Interspersed with shots of warfare, two young women muse that in a world that has gone bad, they might as well as bad themselves. Creaking sounds accompany their jerky movements, as if they were puppets or robots. Later, one of them is shown in a restaurant with an older man, apparently on a date. The other woman appears, is introduced as the sister, and proceeds to order and consume a large amount of food and drinks. All the while, she mocks the man and interferes with the date. At the end, both women leave the man on a departing train, laughing at their own antics. Another scene places them in a nightclub where they watch a 1920s style dancing couple. They become increasingly drunk and rowdy, leading them to be thrown out of the club. There are many other similar scenes that make it evident that the women freely date many men to take advantage of them. At one point however they realize that they are no longer being noticed and they wonder if they even exist at all.

The whole thing is a wild juxtaposition of scenes so it’s pointless to try to interpret it as any kind of coherent story. Some of the shots are in vibrant color, others in black and white, yet others are tinted or filtered. Jump cuts and weird editing add to the confusion, including one segment in which the women apparently cut each other into pieces with scissors. This is a film designed to cause maximum shock and outrage. Sinking naked into a bathtub filled with milk must have been quite a sight back then, though the effect is muted these days. The scene of the two women mindlessly indulging themselves with a full banquet of food however is probably one of the purest depictions of gluttony in cinema. Even if you struggle to make sense of what it is trying to say, it’s hard to deny that it’s striking and poetically surreal. I think it’s worth noting that its director Věra Chytilová is a woman and that may be why many consider this film to have feminist themes.

My own first impression is that it’s about two minor goddesses who descend onto the mortal plane to wreck havoc. In that sense, it doesn’t seem specifically feminist so much as a general rebellion against the establishment and proper mannerly behavior. It just so happens that the establishment is dominated by men, and older men, at that. There are all kinds of contradictions in its messaging which must surely be intentional. While being an obvious condemnation against overconsumption, it still portrays the two women in a somewhat heroic light and shows how empty it is when they promise to be good. Similarly they cause trouble everywhere they go and are thrown out of the club, but seem genuinely dismayed when it seems that the people around them stop noticing them. So it’s not just that they indulge themselves in whatever they enjoy without restraint.

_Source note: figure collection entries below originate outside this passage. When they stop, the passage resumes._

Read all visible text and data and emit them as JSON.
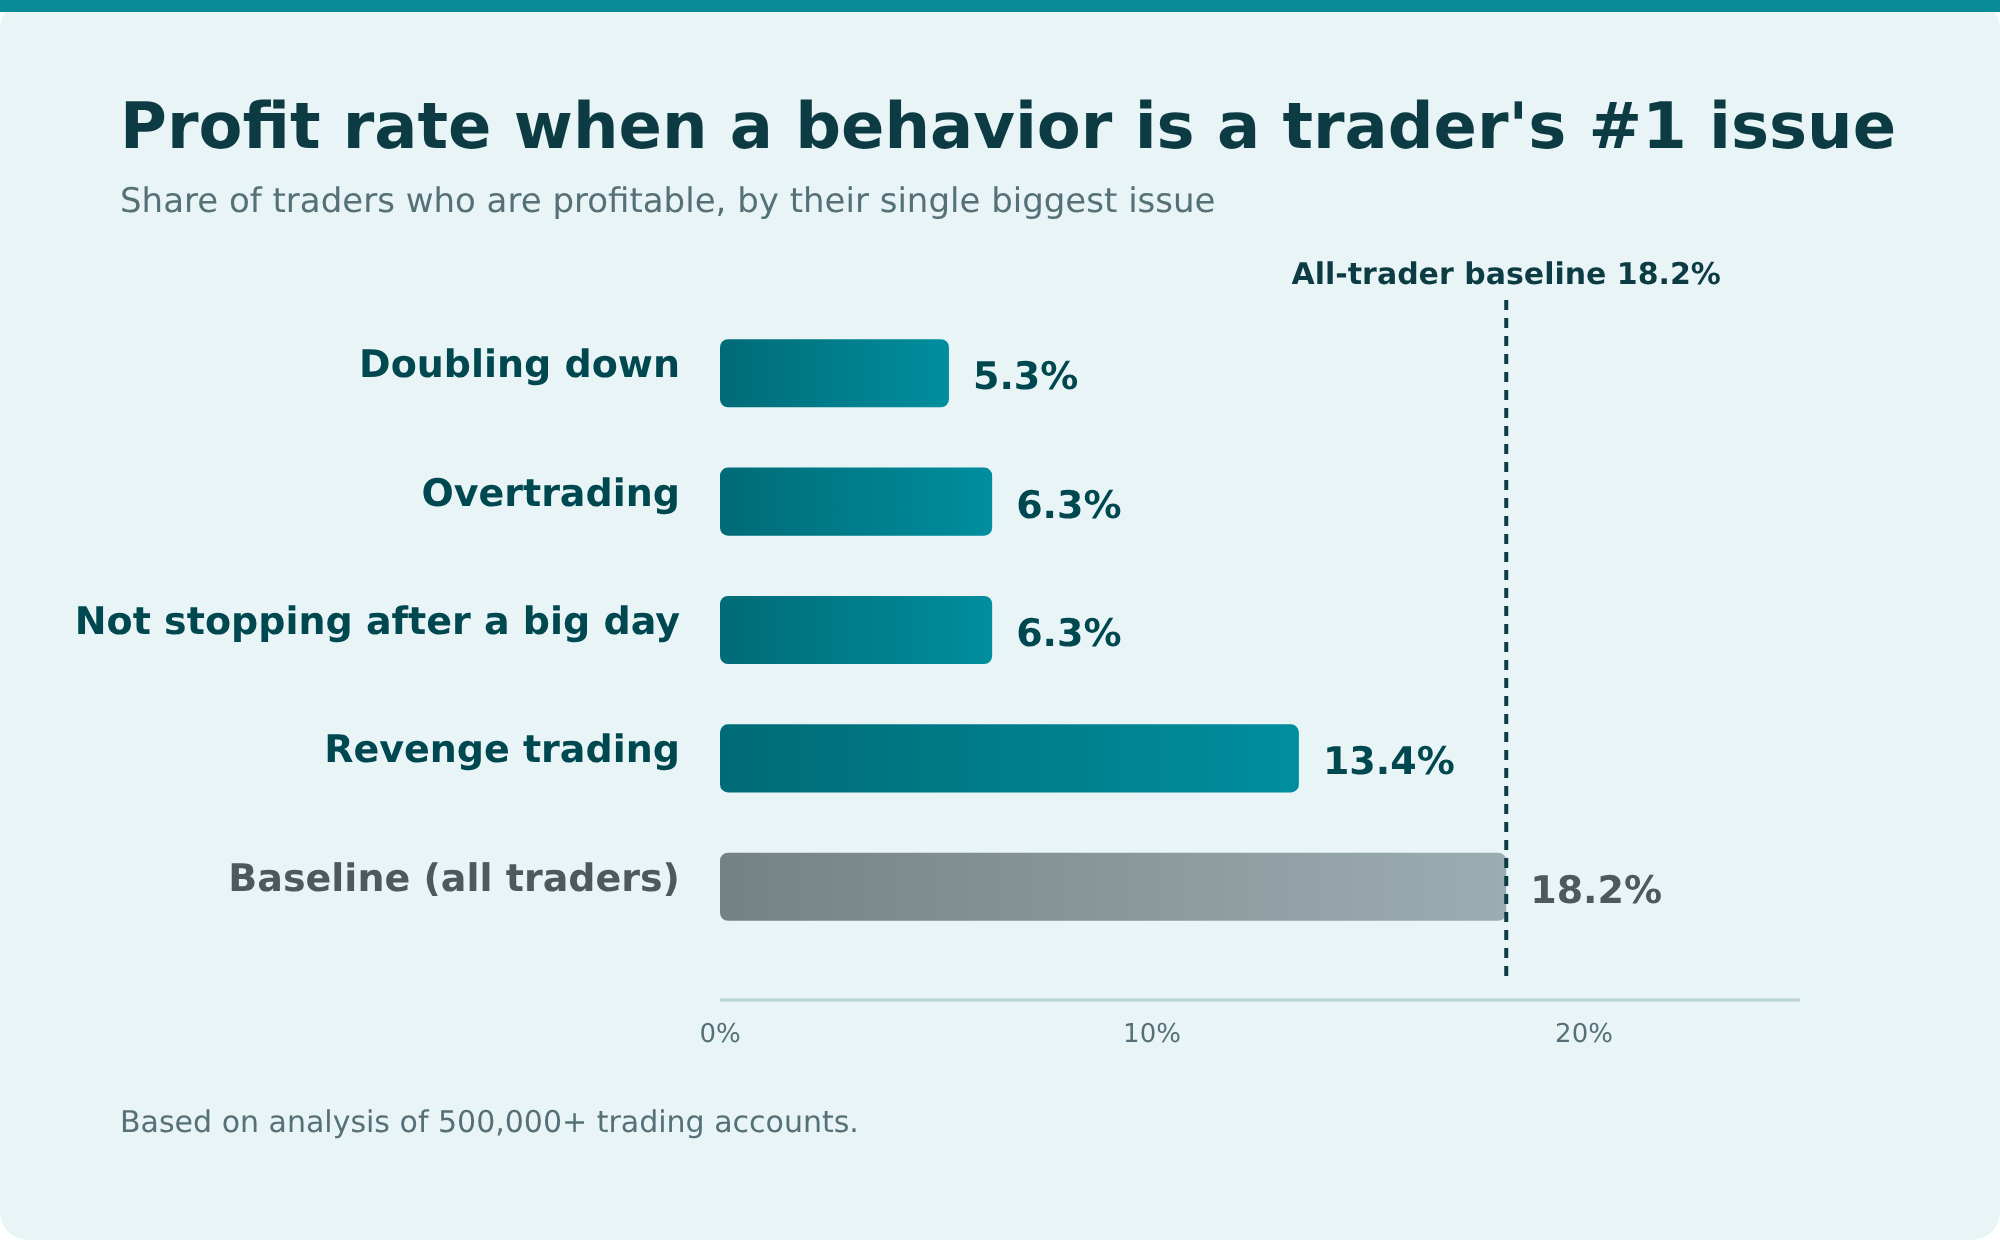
{
  "chart_data": {
    "type": "bar",
    "orientation": "horizontal",
    "title": "Profit rate when a behavior is a trader's #1 issue",
    "subtitle": "Share of traders who are profitable, by their single biggest issue",
    "categories": [
      "Doubling down",
      "Overtrading",
      "Not stopping after a big day",
      "Revenge trading",
      "Baseline (all traders)"
    ],
    "values": [
      5.3,
      6.3,
      6.3,
      13.4,
      18.2
    ],
    "colors": [
      "#00808e",
      "#00808e",
      "#00808e",
      "#00808e",
      "#8c9b9f"
    ],
    "value_labels": [
      "5.3%",
      "6.3%",
      "6.3%",
      "13.4%",
      "18.2%"
    ],
    "xlim": [
      0,
      25
    ],
    "xticks": [
      {
        "value": 0,
        "label": "0%"
      },
      {
        "value": 10,
        "label": "10%"
      },
      {
        "value": 20,
        "label": "20%"
      }
    ],
    "ref_lines": [
      {
        "axis": "x",
        "value": 18.2,
        "label": "All-trader baseline 18.2%",
        "color": "#0d3b44",
        "line_style": "dashed"
      }
    ],
    "grid": false,
    "annotations": [
      "Based on analysis of 500,000+ trading accounts."
    ]
  }
}
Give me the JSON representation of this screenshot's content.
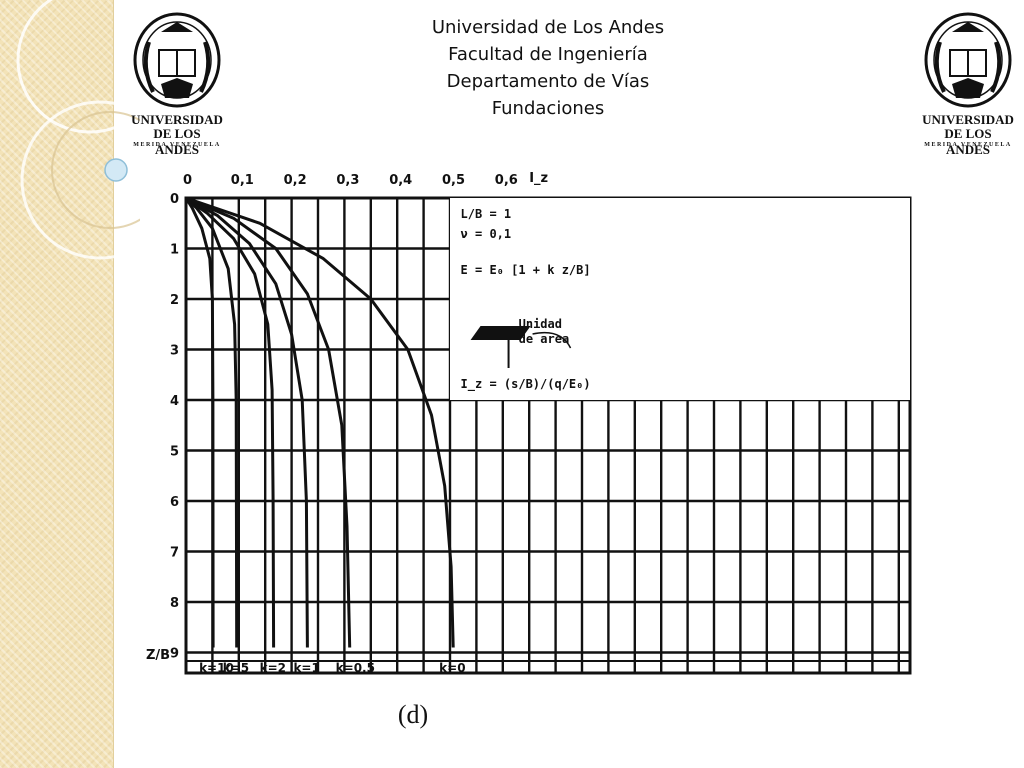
{
  "header": {
    "lines": [
      "Universidad de Los Andes",
      "Facultad de Ingeniería",
      "Departamento de Vías",
      "Fundaciones"
    ]
  },
  "logo": {
    "line1": "UNIVERSIDAD",
    "line2": "DE LOS ANDES",
    "line3": "MERIDA VENEZUELA"
  },
  "caption": "(d)",
  "chart_data": {
    "type": "line",
    "title": "",
    "xlabel": "I_z",
    "ylabel": "Z/B",
    "x_ticks": [
      "0",
      "0,1",
      "0,2",
      "0,3",
      "0,4",
      "0,5",
      "0,6"
    ],
    "y_ticks": [
      "0",
      "1",
      "2",
      "3",
      "4",
      "5",
      "6",
      "7",
      "8",
      "9"
    ],
    "xlim": [
      0,
      0.7
    ],
    "ylim": [
      0,
      9.4
    ],
    "y_inverted": true,
    "grid": true,
    "legend_position": "top-right",
    "legend_lines": [
      "L/B = 1",
      "ν = 0,1",
      "E = E₀ [1 + k z/B]",
      "Unidad",
      "de area",
      "I_z = (s/B)/(q/E₀)"
    ],
    "series": [
      {
        "name": "k=10",
        "x": [
          0,
          0.012,
          0.03,
          0.045,
          0.05,
          0.051,
          0.0513
        ],
        "y": [
          0,
          0.2,
          0.6,
          1.2,
          2.0,
          4.0,
          8.9
        ]
      },
      {
        "name": "k=5",
        "x": [
          0,
          0.02,
          0.05,
          0.08,
          0.092,
          0.095,
          0.096
        ],
        "y": [
          0,
          0.2,
          0.6,
          1.4,
          2.5,
          4.0,
          8.9
        ]
      },
      {
        "name": "k=2",
        "x": [
          0,
          0.04,
          0.09,
          0.13,
          0.155,
          0.163,
          0.165,
          0.166
        ],
        "y": [
          0,
          0.3,
          0.8,
          1.5,
          2.5,
          3.8,
          6.0,
          8.9
        ]
      },
      {
        "name": "k=1",
        "x": [
          0,
          0.06,
          0.12,
          0.17,
          0.2,
          0.22,
          0.228,
          0.23
        ],
        "y": [
          0,
          0.35,
          0.9,
          1.7,
          2.7,
          4.0,
          6.0,
          8.9
        ]
      },
      {
        "name": "k=0,5",
        "x": [
          0,
          0.09,
          0.17,
          0.23,
          0.27,
          0.295,
          0.305,
          0.31
        ],
        "y": [
          0,
          0.4,
          1.0,
          1.9,
          3.0,
          4.5,
          6.5,
          8.9
        ]
      },
      {
        "name": "k=0",
        "x": [
          0,
          0.14,
          0.26,
          0.35,
          0.42,
          0.465,
          0.49,
          0.502,
          0.506
        ],
        "y": [
          0,
          0.5,
          1.2,
          2.0,
          3.0,
          4.3,
          5.7,
          7.3,
          8.9
        ]
      }
    ]
  }
}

They must be seen doing it as a highly visible form of protest.

As I noted, what isn’t shown in the film might be as important as what is. The motto at the end explicitly states that it is dedicated to those who are most outraged over trivial matters. As awful as the behavior of the two women in here are, it is of course nothing compared to the horrors and hypocrisies under Communist rule and filmmakers aren’t allowed to show any of that. So this was the best that Chytilová could do under the circumstances. I’m not sure how well it holds up in the annals of cinema but I do have to respect the effort and the ingenuity.